Le regard inconnu
Une femme debout à sa fenêtre regarde la ville entrer dans la nuit, et son regard se perd peu à peu dans les reflets de la vitre. Dédoublée, elle s’invente des personnages qui la promènent dans les lieux-souvenirs de sa vie : la Seine devient le Río de la Plata et Paris, Montevideo. Se disant «en proie aux transformations et sur le point de disparaître», elle a des visions, des révélations qui la font revenir sur les thèmes de ses précédents livres : l’exil, la langue, la peinture, l’oubli, l’amour.
On se laisse emporter par ce voyage, entraîner au fil de ce fleuve de mots aux mille accents lyriques.
Extrait
L’ombre maintient une forme debout à la fenêtre. La forme se rapproche d’une seconde fenêtre qui est la même. Et se dirige ailleurs sans bouger, sortir peut-être, parcourir la bibliothèque suspendue aux livres et aux photographies. Devant les livres, dont elle ne discerne pas les titres ni les noms, elle se sent protégée, presque en sûreté. Au bout du couloir il y a la porte, elle l’ouvre, descend des escaliers et va dehors.
L’ombre s’éclaire dans la rue entre les maisons. On aperçoit le ciel par morceaux sur les toits. On guette les vitrines, les gens dans les cafés, ceux qui se promènent main dans la main, ceux qui passent à vélo. La rue est une distraction qui n’apporte aucun changement ; dedans ou dehors c’est pareil, le temps ne circule pas, il est où il séjourne habituellement.
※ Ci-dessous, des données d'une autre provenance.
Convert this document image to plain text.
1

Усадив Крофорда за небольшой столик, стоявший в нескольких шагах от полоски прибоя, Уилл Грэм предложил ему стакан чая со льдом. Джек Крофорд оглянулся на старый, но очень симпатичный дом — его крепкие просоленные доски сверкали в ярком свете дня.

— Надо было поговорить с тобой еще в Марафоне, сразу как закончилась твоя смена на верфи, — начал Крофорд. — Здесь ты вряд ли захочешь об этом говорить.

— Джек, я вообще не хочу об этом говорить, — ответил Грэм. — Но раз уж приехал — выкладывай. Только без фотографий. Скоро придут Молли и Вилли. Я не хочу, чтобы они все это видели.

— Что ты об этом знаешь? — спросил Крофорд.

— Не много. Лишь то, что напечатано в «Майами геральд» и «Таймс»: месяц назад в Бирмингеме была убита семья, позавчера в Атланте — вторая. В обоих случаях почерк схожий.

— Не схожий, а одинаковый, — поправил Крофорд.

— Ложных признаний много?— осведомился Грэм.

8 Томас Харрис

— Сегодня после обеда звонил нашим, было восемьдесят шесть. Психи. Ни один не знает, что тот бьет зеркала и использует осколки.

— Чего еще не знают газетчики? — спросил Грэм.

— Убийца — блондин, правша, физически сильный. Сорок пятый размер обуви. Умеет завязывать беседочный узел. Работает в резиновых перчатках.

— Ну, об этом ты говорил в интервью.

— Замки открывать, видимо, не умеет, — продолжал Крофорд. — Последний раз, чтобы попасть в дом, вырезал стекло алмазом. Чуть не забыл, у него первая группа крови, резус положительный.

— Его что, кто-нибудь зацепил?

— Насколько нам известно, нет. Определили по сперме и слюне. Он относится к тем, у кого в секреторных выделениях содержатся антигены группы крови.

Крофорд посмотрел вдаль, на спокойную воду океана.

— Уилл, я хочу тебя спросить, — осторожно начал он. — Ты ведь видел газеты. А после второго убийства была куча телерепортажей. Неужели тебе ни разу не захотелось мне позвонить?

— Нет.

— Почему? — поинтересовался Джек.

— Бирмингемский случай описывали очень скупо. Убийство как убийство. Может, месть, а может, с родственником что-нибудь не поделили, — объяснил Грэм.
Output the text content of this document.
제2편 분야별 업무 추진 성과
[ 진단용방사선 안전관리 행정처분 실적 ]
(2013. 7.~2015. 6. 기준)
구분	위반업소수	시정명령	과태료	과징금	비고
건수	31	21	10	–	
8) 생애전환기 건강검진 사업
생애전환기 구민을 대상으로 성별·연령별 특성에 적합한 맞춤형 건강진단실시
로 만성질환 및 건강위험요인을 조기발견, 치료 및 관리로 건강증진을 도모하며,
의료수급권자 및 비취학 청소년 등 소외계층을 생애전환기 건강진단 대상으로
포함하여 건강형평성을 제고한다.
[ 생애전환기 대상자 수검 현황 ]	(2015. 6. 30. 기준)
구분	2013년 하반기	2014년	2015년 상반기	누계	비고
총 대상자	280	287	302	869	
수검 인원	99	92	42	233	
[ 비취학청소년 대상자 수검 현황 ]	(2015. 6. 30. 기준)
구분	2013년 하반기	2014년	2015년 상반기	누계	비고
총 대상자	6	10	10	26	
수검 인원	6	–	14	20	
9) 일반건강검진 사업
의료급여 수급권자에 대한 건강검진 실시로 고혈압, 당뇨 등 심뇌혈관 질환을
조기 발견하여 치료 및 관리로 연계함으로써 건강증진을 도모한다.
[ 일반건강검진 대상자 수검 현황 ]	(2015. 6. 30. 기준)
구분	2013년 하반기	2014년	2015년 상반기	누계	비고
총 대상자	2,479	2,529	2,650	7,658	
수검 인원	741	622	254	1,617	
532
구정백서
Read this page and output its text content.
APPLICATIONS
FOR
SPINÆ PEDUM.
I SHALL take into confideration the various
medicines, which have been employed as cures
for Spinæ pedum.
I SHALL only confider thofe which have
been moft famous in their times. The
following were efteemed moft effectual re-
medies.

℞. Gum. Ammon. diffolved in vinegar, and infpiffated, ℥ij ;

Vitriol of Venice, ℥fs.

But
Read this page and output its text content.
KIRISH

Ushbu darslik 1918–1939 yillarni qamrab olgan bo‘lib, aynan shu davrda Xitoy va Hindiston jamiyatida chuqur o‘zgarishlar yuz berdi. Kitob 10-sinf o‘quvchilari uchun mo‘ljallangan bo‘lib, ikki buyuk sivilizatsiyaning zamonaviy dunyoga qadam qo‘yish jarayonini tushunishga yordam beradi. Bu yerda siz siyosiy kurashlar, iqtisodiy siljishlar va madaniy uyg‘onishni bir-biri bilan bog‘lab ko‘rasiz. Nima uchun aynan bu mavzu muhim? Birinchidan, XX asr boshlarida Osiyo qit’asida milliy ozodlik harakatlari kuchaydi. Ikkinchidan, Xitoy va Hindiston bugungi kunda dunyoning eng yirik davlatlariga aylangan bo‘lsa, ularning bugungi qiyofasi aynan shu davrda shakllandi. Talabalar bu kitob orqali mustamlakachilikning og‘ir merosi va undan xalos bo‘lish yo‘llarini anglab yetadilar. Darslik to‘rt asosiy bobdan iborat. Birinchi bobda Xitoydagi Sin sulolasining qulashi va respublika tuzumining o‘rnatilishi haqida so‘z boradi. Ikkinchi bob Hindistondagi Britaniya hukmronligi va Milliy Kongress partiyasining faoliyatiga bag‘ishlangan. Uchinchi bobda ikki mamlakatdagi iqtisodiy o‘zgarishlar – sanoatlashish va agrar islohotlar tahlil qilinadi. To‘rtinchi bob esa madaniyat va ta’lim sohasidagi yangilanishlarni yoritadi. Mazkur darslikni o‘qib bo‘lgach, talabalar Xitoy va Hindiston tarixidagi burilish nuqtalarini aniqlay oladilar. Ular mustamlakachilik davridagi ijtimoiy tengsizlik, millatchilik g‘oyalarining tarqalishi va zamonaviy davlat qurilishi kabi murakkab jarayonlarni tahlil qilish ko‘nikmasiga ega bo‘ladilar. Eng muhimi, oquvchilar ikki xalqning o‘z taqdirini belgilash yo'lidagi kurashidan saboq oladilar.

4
On voudrait voir autre chose que le ciel. Il enveloppe la ville sans s’ouvrir ni s’écarter. Sa couleur vacille, ses nuages se poursuivent, le sillage des avions s’y dessine. Il flotte sans poids sur les façades, les toits, les pavés où roulent les voitures. Il plane à la manière d’un décor panoramique, se range derrière une voûte, se fixe au sol. Il s’étend sur les murs et, plus loin, franchit la distance et, par-delà la mer, coule dans le sang des chevaux et des arbres d’un autre continent. Là-bas, il dévoile son regard duquel partent des éclairs, des soulèvements obscurs. Il prolonge sa surveillance. Ce n’est pas sa couleur bleue, grise ou noire qui parle de lui mais son regard qui change de silence.
Un plan. Quelqu’un a tracé un plan qui évolue lentement en altitude et qui, à certaines heures, descend sur la mer ou s’égare dans une tempête rompue par les tonnerres. Mais aucune déflagration n’a raison de ce plan qui bouscule le firmament et à la fois le conduit. Aux premières heures du matin, il se déploie, glisse sur sa surface illimitée jusqu’à prendre feu à l’horizon et se répandre. Il ne disparaît pas. Jour après jour il fait halte sur la face des hommes. Et il les juge.